Relationship chord diagram study

I saw this “relationship chart” in a 10 Visualizations Every Data Scientist Should Know by Jorge Castañón and was intrigued. I’ve never found these diagrams very valuable, but I was eager to learn where they are useful. Maybe I just needed the right data. In this case, the data consists of patient attributes in a drug study.

Each node is an attribute value and each curved line between two nodes represents patients having both attributes, with line thickness corresponding to the number of such patients. The article listed three insights:

  1. All patients with high blood pressure were prescribed Drug A.
  2. All patients with low blood pressure and high cholesterol level were prescribed Drug C.
  3. None of the patients prescribed Drug X showed high blood pressure.

How does the diagram support these statements? Not very well. It turns out some of these “insights” are not even true, let alone easy to discern. Claim #1 is false because there is a line from high blood pressure to Drug Y. Claim #2 describes a three-way relationship, which is not generally represented in the chart. I downloaded the nicely-provided raw data, to find the claim was actually false. Claim #3 is true because there is no line connecting Drug X and high blood pressure.

Likely the errors were editing mistakes or draft mix-ups, but the fact that an advocate for the usefulness of the chart didn’t notice the errors suggests the charts aren’t that insightful after all.

When I pointed out the errors on Twitter, the author immediately correctly them in the article, which was great to see. Now the claims read:

  1. All patients with high blood pressure were about equally prescribed Drug A and Y.
  2. Drug C is only prescribed to low blood pressure patients.
  3. None of the patients prescribed Drug X showed high blood pressure.

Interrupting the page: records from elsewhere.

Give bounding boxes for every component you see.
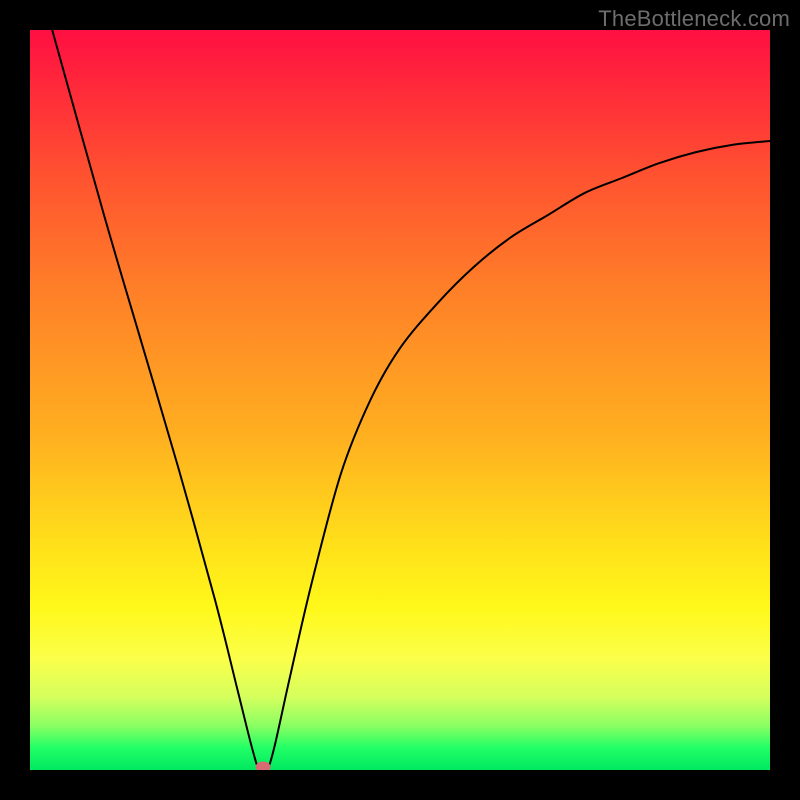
min-bottleneck-marker — [256, 762, 270, 770]
bottleneck-plot-svg — [30, 30, 770, 770]
plot-area — [30, 30, 770, 770]
bottleneck-curve — [52, 30, 770, 770]
watermark-text: TheBottleneck.com — [598, 6, 790, 32]
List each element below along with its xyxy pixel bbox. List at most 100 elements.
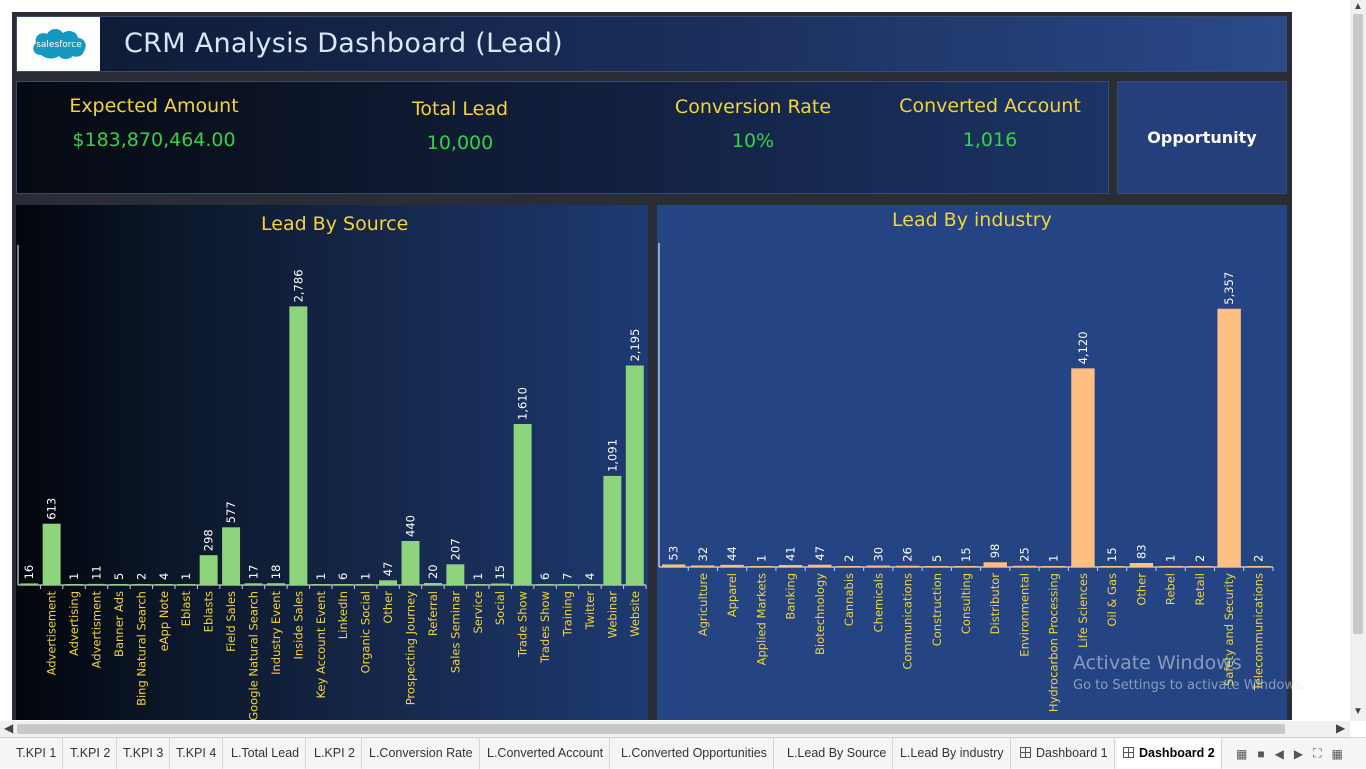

(I just realized that insight #3 is redundant given insight #1.)

Even is the chart type is not that effective, it could be that all other options are worse. That is, maybe seeing relationships between eleven attributes is too much for quick graphical understanding. So let’s try some alternatives.

The most obvious alternative is a graphical adjacency matrix since the original is a node-link graph and any node-link graph can be represented as an adjacency matrix. Here each square represents the number of patients with the X and Y axis values in common.

The missing squares certainly pop out better than the missing lines of the original for claim #3. To test claim #1, find BP/HIGH on the Y axis and scan across for the drug values. Drug A and Drug Y have about equal sized rectangles.

Since the data size is relatively small, we can replace the rectangles with grids containing one dot per patient.

The take-aways are generally the same but with a little extra precision since you can count dots if you like.

These eleven attributes are not all independent — they represent four variables with two to four values each. I’ve taken advantage of that in the axis layouts above, and can go further by using a different chart type, parallel sets, a generalization of parallel coordinates for categorical data.

Is that useful? Less so, I think. The lines do help support the connection concept, but the usefulness depends on the arrangement. Relationships between adjacent axes can be discerned but others can’t. However, it can be useful if you interact with it.

To test claim #1 we can click on the BP/HIGH value and see that those patients got both Drug A and Drug Y.

To test claim #2, select the combination of BP/LOW and Cholesterol/HIGH to see that both Drug C and Drug Y were included.

To test claim #3, select Drug X and see that none of the BP/HIGH group is highlighted.

I’m still not sold on radial relationship charts and prefer the matrix as a static view, perhaps adding marginal indications of the size of each group which would correspond to the circle sizes in the original. But the radial charts are so popular I feel like I must be missing something and will keep studying.